Still better looking than Quicken With certain exceptions related to security, there's little (if anything) that can't be done with a browser. The main difference is in the amount of effort required to achieve a certain unit of functionality. As requirements surpass simple data submission and display, the amount of code required grows exponentially. HTTP and HTML were not designed to facilitate feature-rich applications so for all but the most trivial applications, developers must create or find their own framework to sit atop the limited tools they're given. Simple features like drop-down menus, trees, field validation and server-side data updates require a hodge-podge of JavaScript, DHTML, server polling and more. All this to achieve controls that are undeniably inferior to their thick-client analogues. It should be noted that, for the purposes of this article, we take "thick client" to mean "not browser-based". Technically, the term has more to do with where the bulk of the data is processed but that is not our primary concern.

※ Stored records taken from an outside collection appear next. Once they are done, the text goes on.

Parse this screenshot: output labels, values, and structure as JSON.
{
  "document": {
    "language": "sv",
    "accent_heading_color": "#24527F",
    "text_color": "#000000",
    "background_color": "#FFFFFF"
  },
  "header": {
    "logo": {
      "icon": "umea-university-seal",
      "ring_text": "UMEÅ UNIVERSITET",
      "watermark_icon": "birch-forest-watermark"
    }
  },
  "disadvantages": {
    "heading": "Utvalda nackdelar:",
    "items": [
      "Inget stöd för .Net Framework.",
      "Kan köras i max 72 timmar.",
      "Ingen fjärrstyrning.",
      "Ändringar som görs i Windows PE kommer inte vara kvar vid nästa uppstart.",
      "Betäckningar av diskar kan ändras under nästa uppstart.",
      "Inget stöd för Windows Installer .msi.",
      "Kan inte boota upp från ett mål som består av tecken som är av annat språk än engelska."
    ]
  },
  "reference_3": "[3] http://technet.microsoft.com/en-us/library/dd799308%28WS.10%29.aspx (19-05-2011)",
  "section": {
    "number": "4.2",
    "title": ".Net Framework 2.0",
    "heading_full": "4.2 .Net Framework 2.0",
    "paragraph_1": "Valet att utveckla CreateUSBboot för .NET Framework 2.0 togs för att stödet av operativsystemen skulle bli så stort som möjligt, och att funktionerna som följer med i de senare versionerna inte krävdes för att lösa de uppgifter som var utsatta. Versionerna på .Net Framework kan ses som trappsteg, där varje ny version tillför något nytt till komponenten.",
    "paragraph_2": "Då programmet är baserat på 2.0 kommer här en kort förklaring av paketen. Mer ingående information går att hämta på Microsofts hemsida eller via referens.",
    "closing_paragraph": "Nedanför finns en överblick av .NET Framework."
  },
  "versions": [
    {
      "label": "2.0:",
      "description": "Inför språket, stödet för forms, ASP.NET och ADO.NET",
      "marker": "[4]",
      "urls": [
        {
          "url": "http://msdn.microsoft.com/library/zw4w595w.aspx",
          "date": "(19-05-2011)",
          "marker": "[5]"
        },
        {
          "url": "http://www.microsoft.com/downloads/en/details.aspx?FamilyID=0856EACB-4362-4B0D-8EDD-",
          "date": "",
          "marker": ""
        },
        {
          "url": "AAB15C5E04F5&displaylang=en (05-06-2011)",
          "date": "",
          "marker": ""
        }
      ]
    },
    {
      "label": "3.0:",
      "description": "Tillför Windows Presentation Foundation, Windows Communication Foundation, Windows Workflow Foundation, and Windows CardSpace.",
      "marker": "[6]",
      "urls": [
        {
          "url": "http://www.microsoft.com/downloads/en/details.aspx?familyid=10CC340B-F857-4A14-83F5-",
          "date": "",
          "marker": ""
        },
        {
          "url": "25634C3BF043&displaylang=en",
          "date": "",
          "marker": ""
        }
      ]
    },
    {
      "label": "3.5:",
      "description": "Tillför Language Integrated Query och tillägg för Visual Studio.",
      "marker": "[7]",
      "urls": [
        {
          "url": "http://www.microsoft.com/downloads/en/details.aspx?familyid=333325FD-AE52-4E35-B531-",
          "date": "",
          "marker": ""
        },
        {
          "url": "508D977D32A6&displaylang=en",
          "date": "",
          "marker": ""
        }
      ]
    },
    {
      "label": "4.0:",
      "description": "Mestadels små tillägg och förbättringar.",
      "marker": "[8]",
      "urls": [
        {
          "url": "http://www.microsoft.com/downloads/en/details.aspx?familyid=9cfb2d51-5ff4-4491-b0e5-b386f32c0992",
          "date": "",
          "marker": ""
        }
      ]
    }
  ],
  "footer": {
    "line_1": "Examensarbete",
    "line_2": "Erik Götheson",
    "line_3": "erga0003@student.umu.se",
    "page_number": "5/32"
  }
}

Any HTTP solution must overcome a host of problems inherent to the protocol. How should the app react to the 'Back' and 'Forward' buttons? Which browsers (and their respective versions) will be supported? Must cookies be enabled? How about JavaScript? How should the app handle a user who opens multiple windows? What if a user attemtps to use the app on a second machine? What response is appropriate for a user who directly manipulates a URL? How can security be maintained if sensitive data must be sent to the client? Is there a way to provide more feature-rich widgets? How can server-side data updates be propagated to clients without an explicit user request? Will window resizing be handled intelligently? Can a user be productive without a persistent Internet connection? The list goes on.

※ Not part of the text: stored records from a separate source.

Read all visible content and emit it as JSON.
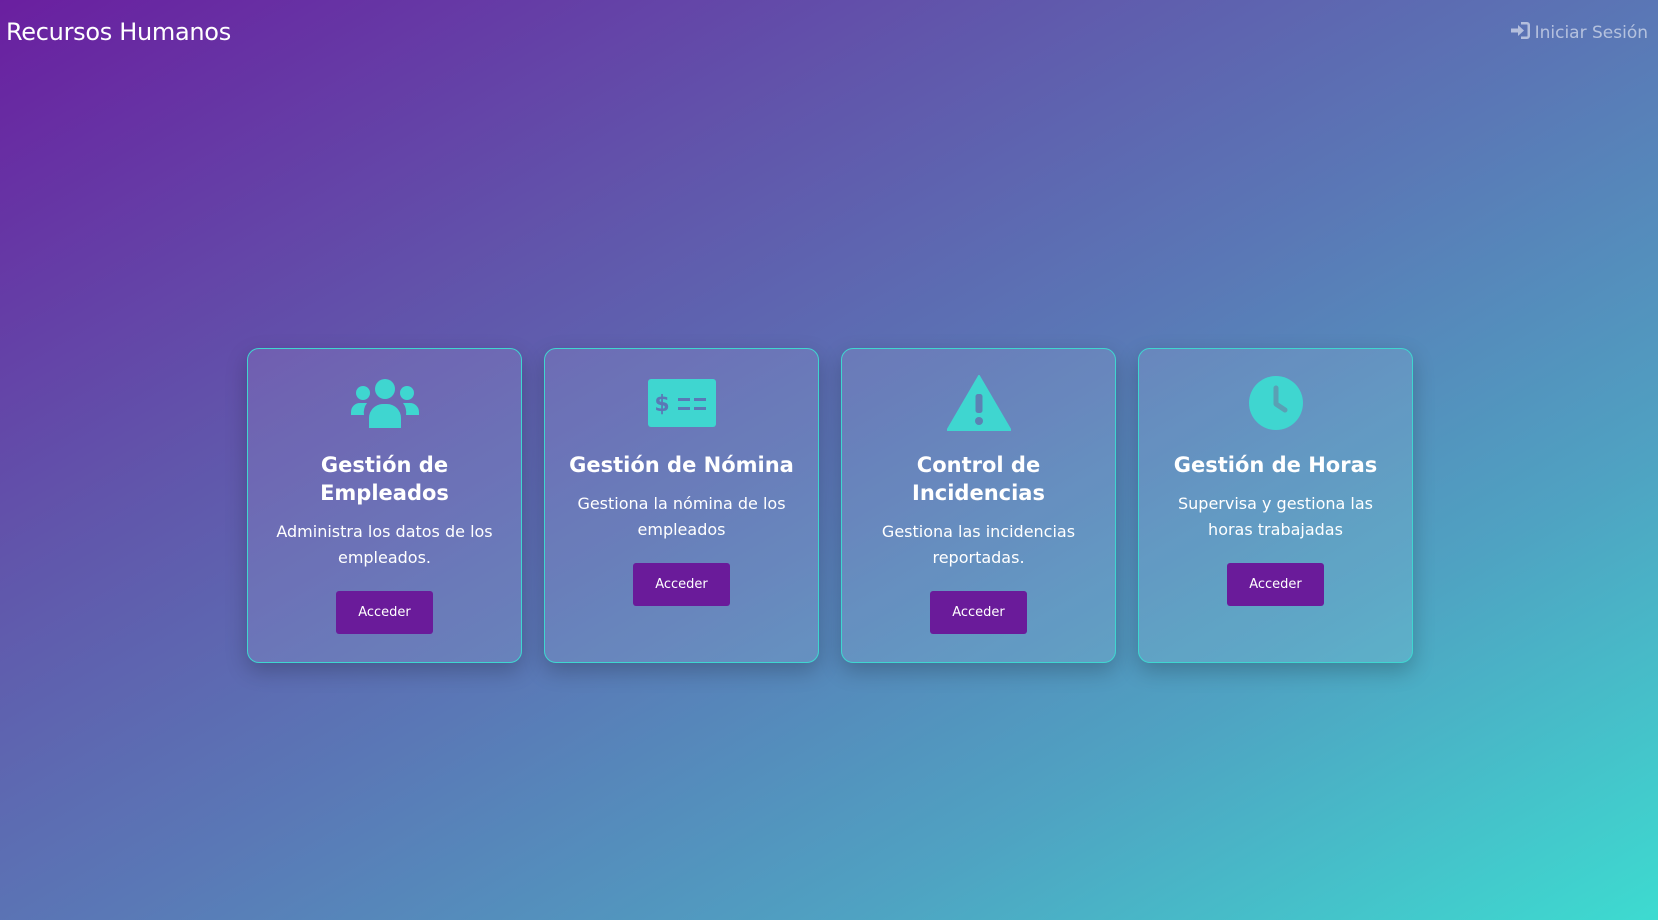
{
  "header": {
    "brand": "Recursos Humanos",
    "login_label": "Iniciar Sesión",
    "login_icon": "sign-in-icon"
  },
  "colors": {
    "accent_teal": "#3fd6d0",
    "button_purple": "#6a1b9a",
    "gradient_start": "#6a1fa0",
    "gradient_end": "#3ddbd0"
  },
  "cards": [
    {
      "icon": "users-icon",
      "title": "Gestión de Empleados",
      "description": "Administra los datos de los empleados.",
      "button_label": "Acceder"
    },
    {
      "icon": "money-check-icon",
      "title": "Gestión de Nómina",
      "description": "Gestiona la nómina de los empleados",
      "button_label": "Acceder"
    },
    {
      "icon": "warning-icon",
      "title": "Control de Incidencias",
      "description": "Gestiona las incidencias reportadas.",
      "button_label": "Acceder"
    },
    {
      "icon": "clock-icon",
      "title": "Gestión de Horas",
      "description": "Supervisa y gestiona las horas trabajadas",
      "button_label": "Acceder"
    }
  ]
}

Admittedly, frameworks do exist to address some of the above issues. Unfortunately, no serious developer can claim that even the best HTTP-based framework can compete with the foundation classes' API provided with an industrial strength language such as C++, Java, VisualBasic or the new .Net implementations. Web-based platforms introduce unnecessary comlpexity and serve to fragment the developer community rather than consolidate standards. There are thousands of commercial and homespun frameworks atop which web applications can be built. Every programmer rolling off of or onto such a project must (un)learn a host of non-transferrable skills.

We admit: web development has its place. Extremely simple applications are good candidates. The development effort for such apps should be comparable regardless of platform. Untrusted apps also make sense as web apps. Users may be reluctant to install programs unless the source is a well-known company or a mandate has come from their employer. Web-based apps that do not meet at least one of these criteria have no reason to exist. Automatic upgrades are a false consideration as the technology to force upgrades from a thick client has existed for decades.

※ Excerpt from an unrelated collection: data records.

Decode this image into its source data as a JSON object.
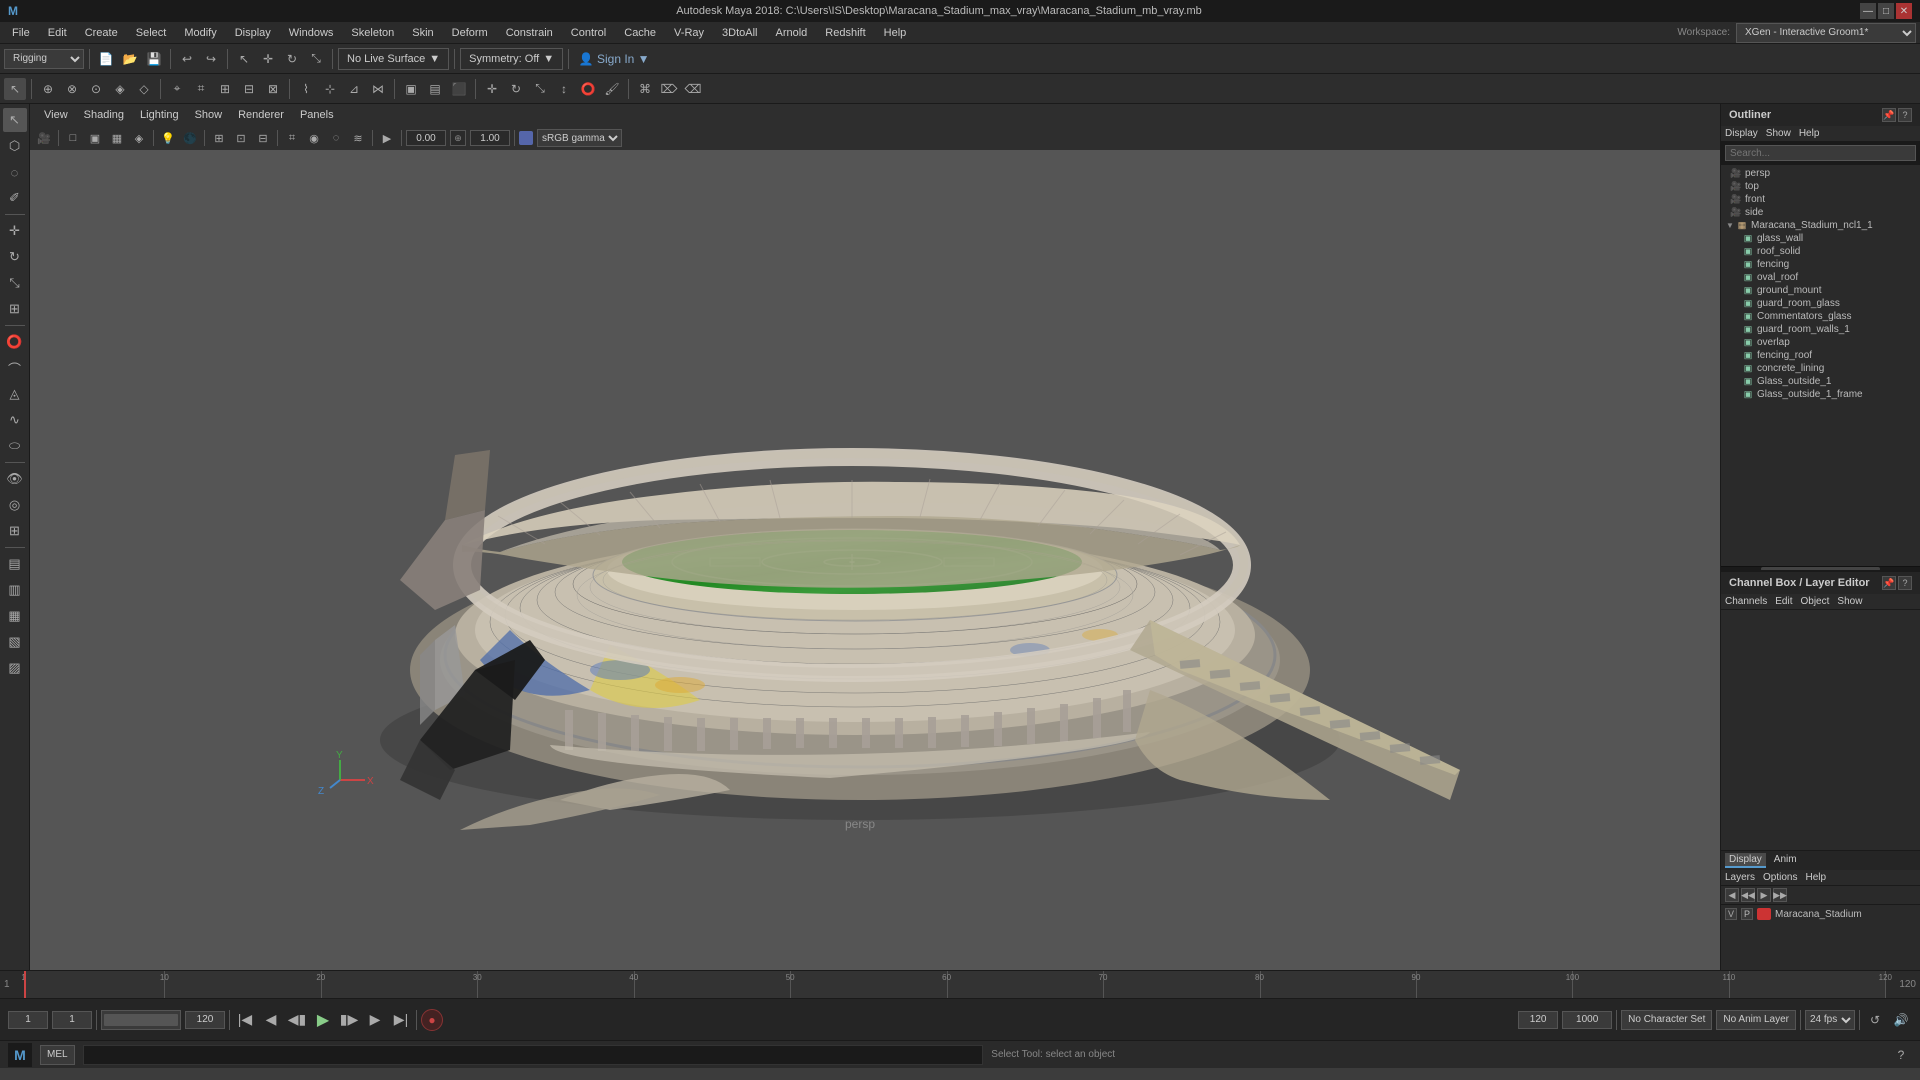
{
  "window": {
    "title": "Autodesk Maya 2018: C:\\Users\\IS\\Desktop\\Maracana_Stadium_max_vray\\Maracana_Stadium_mb_vray.mb",
    "controls": [
      "—",
      "□",
      "✕"
    ]
  },
  "menubar": {
    "items": [
      "File",
      "Edit",
      "Create",
      "Select",
      "Modify",
      "Display",
      "Windows",
      "Skeleton",
      "Skin",
      "Deform",
      "Constrain",
      "Control",
      "Cache",
      "V-Ray",
      "3DtoAll",
      "Arnold",
      "Redshift",
      "Help"
    ]
  },
  "toolbar": {
    "workspace_label": "Workspace:",
    "workspace_value": "XGen - Interactive Groom1*",
    "rigging": "Rigging",
    "no_live_surface": "No Live Surface",
    "symmetry_off": "Symmetry: Off"
  },
  "viewport": {
    "menu_items": [
      "View",
      "Shading",
      "Lighting",
      "Show",
      "Renderer",
      "Panels"
    ],
    "persp_label": "persp",
    "value1": "0.00",
    "value2": "1.00",
    "color_space": "sRGB gamma"
  },
  "outliner": {
    "title": "Outliner",
    "menu_items": [
      "Display",
      "Show",
      "Help"
    ],
    "search_placeholder": "Search...",
    "tree_items": [
      {
        "name": "persp",
        "type": "camera",
        "indent": 0,
        "arrow": "▶"
      },
      {
        "name": "top",
        "type": "camera",
        "indent": 0,
        "arrow": "▶"
      },
      {
        "name": "front",
        "type": "camera",
        "indent": 0,
        "arrow": "▶"
      },
      {
        "name": "side",
        "type": "camera",
        "indent": 0,
        "arrow": "▶"
      },
      {
        "name": "Maracana_Stadium_ncl1_1",
        "type": "group",
        "indent": 0,
        "arrow": "▼"
      },
      {
        "name": "glass_wall",
        "type": "mesh",
        "indent": 1,
        "arrow": ""
      },
      {
        "name": "roof_solid",
        "type": "mesh",
        "indent": 1,
        "arrow": ""
      },
      {
        "name": "fencing",
        "type": "mesh",
        "indent": 1,
        "arrow": ""
      },
      {
        "name": "oval_roof",
        "type": "mesh",
        "indent": 1,
        "arrow": ""
      },
      {
        "name": "ground_mount",
        "type": "mesh",
        "indent": 1,
        "arrow": ""
      },
      {
        "name": "guard_room_glass",
        "type": "mesh",
        "indent": 1,
        "arrow": ""
      },
      {
        "name": "Commentators_glass",
        "type": "mesh",
        "indent": 1,
        "arrow": ""
      },
      {
        "name": "guard_room_walls_1",
        "type": "mesh",
        "indent": 1,
        "arrow": ""
      },
      {
        "name": "overlap",
        "type": "mesh",
        "indent": 1,
        "arrow": ""
      },
      {
        "name": "fencing_roof",
        "type": "mesh",
        "indent": 1,
        "arrow": ""
      },
      {
        "name": "concrete_lining",
        "type": "mesh",
        "indent": 1,
        "arrow": ""
      },
      {
        "name": "Glass_outside_1",
        "type": "mesh",
        "indent": 1,
        "arrow": ""
      },
      {
        "name": "Glass_outside_1_frame",
        "type": "mesh",
        "indent": 1,
        "arrow": ""
      }
    ]
  },
  "channel_box": {
    "title": "Channel Box / Layer Editor",
    "menu_items": [
      "Channels",
      "Edit",
      "Object",
      "Show"
    ]
  },
  "display_layer": {
    "tabs": [
      "Display",
      "Anim"
    ],
    "active_tab": "Display",
    "menu_items": [
      "Layers",
      "Options",
      "Help"
    ],
    "layer": {
      "v": "V",
      "p": "P",
      "color": "#cc3333",
      "name": "Maracana_Stadium"
    }
  },
  "timeline": {
    "start": "1",
    "end": "120",
    "range_start": "1",
    "range_end": "120",
    "end2": "1000",
    "ticks": [
      1,
      10,
      20,
      30,
      40,
      50,
      60,
      70,
      80,
      90,
      100,
      110,
      120
    ],
    "current_frame": "1"
  },
  "bottom_controls": {
    "range_start": "1",
    "range_end": "120",
    "range_end2": "120",
    "range_total": "1000",
    "fps": "24 fps",
    "no_character_set": "No Character Set",
    "no_anim_layer": "No Anim Layer",
    "no_character": "No Character"
  },
  "statusbar": {
    "mel_label": "MEL",
    "status_text": "Select Tool: select an object",
    "maya_logo": "M"
  },
  "icons": {
    "camera": "🎥",
    "mesh": "▣",
    "group": "▦",
    "arrow_right": "▶",
    "arrow_down": "▼",
    "play": "▶",
    "prev": "◀◀",
    "next": "▶▶",
    "step_back": "◀",
    "step_fwd": "▶",
    "stop": "■"
  }
}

An even more disturbing trend is the tendency of recent desktop apps towards emulating web applications. Instead of using controls provided by their API, these apps use custom-built widgets reminiscent of the kinds of foolishness seen all over the web. Nonstandard colors, bitmapped controls, decorative pictures: it's a travesty. If anything, web apps should strive to emulate their more powerful desktop brethren. There is elegance in simplicity and computer applications for which productivity is paramount are no place to explore one's individualist or artistic streaks.

Some people may think we're being selfish by dismissing an entire architecture simply because it makes developers' lives easier. These people should bear in mind that the pain will inevitably flow downstream. Someone has to pay for lost developer efficiency and the user will do so in the form of more expensive and less usable software. To all the managers out there with the power to make these decisions: avoid the temptation to be trendy. We know that web apps are the 'in' thing to develop these days. Resist the urge to follow the crowd. Do a comprehensive cost/benefit analysis when deciding to forgo thick clients in favor of a web-based application. Someone has to stop IT from further regression towards the days when every application had nary a thing in common.